Morandi, agile e dinamico come il palo della banda dell’ortica, snaccherava qua e la il suo: “Stiamo uniti… siamo una squadra!”, per poi tornare nuovamente in standby.

E la satira? Una parolaccia, se messa in bocca a quelle due iene poco ridens di Luca e Paolo, troppo impegnati a mostrarsi calco sbiadito di loro stessi, cop℗ia conforme agli standard di una RAI berlusconizzata.
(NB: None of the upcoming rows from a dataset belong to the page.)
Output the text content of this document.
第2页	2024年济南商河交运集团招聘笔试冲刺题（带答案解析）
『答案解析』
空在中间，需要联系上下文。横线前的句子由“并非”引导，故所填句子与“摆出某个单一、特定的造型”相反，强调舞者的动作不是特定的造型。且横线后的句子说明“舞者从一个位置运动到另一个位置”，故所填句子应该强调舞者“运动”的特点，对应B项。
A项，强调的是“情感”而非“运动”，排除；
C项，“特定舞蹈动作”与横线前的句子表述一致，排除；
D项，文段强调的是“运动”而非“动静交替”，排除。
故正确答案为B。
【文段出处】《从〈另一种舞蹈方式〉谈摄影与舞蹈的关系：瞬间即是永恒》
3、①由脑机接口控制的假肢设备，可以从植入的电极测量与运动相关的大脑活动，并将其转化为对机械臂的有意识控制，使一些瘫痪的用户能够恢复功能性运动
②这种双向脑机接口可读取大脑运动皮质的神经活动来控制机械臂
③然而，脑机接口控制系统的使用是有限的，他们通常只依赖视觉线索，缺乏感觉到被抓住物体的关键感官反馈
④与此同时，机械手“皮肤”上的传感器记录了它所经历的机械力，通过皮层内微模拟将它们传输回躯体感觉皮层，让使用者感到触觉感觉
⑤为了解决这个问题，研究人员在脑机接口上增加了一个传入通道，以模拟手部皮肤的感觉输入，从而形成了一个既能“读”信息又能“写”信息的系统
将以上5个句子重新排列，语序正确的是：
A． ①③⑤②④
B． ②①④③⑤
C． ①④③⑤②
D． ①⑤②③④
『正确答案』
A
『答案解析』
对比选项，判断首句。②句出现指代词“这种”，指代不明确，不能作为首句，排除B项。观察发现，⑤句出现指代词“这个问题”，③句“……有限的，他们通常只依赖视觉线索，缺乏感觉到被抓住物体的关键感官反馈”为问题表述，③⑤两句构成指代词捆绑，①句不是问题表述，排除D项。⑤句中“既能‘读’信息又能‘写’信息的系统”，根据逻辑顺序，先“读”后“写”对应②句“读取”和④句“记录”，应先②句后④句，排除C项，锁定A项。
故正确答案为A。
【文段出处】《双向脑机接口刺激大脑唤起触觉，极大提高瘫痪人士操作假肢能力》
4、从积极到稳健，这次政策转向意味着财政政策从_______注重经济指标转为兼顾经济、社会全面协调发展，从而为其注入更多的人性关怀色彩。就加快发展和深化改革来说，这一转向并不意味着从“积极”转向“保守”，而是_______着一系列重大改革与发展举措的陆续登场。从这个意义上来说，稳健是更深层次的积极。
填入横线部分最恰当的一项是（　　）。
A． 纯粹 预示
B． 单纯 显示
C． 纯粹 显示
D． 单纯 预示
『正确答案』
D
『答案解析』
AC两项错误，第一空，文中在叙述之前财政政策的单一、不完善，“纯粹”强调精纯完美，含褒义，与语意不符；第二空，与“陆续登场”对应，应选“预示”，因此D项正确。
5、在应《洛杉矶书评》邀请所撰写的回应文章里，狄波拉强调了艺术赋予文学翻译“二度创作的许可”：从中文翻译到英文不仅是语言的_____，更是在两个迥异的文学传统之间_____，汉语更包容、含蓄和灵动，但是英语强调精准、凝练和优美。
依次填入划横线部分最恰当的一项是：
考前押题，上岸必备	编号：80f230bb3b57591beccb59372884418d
Niente satira quindi, nemmeno sfottò, solo qualche risolino imbecille e delle ignobili pernacchie rivolte a coloro che tengono ancora coraggiosamente alto il megafono dell’informazione.

Vorrei soprassedere, per quanto riguarda i cantanti e le canzoni, ma spendo giusto due parole atte a sottolineare l’aridità artistica che sta sempre più desertificando l’oasi, tra l’altro già ridotta, della musica italiana.

Salvando il salvabile, in ordine:

  1. Davide Van De Sfroos con la sua gustosa piadina salgariana, tra radici folk e passioni latine (sarà perché sono un salgariano di ferro)
  2. Luca Madonia, coadiuvato dal mentore Battiato, viaggiatori alieni (appunto) nella cultura morta di oggi, racchiusi in un’aura salvifica da Sentimento nuevo
  3. Patty Pravo, eterno ed etereo dandy androgino, mito faustiano di intere generazioni, sempre ammantata nel suo decadentismo da sunset boulevard

Per il resto le solite radure brulle, come penoso scenario della nostra discografia, tra cui si fanno notare, apici del disgusto, le due Anna: la Tatangelo in un rancido look pseudo-punk, interprete dell’ennesima cafonata alla melassa melodica fintamente arrabbiata, e la Oxa che, agghindata come una clochard de le Halles parisiennes, mugola la disperata trasgressione che è in lei.

Solo Roberto Benigni ci restituisce almeno un pizzico di joie de vivre, smessi i panni del poeta lacrimoso e furbetto, stupisce positivamente in una personalissima lezione sul risorgimento, tra il serio e il faceto, con una spolverata di satira d’attualità (eccola finalmente!), senza sbracare nel facile turpiloquio e in eccessive carnevalate corporali (qui altrimenti decisamente immotivate).

Benigni guarda alla lezione affabulatrice e dotta di Fo, edificando un articolato intreccio tra storiografia, poesia, umanesimo e filosofia, durato ben 45 minuti, e facendo scricchiolare l’Ariston, come un fragile zoo di vetro prossimo alla frantumazione.

E noi ancora qui a guardare questa sbeccata vetrina, a spendere cinque serate all’insegna della mestizia più profonda, infine – ardimentosi come scriba dell’antico Egitto e puntigliosi come monaci amanuensi – pronti a trasmutare di forma ciò che abbiamo fruito, sentenziando che la nuova edizione è sempre peggiore della precedente, e che è sicuramente l’ultima che avremo il coraggio di guardare.

Ma passato un anno siamo ancora li impalati, sincronicamente sintonizzati alle 21:00 sul primo canale RAI e sulle note gloriose dell’eurovisione sarebbe doveroso domandarci mentalmente: “Ancora tu?… Ma non dovevo vederti più ?”.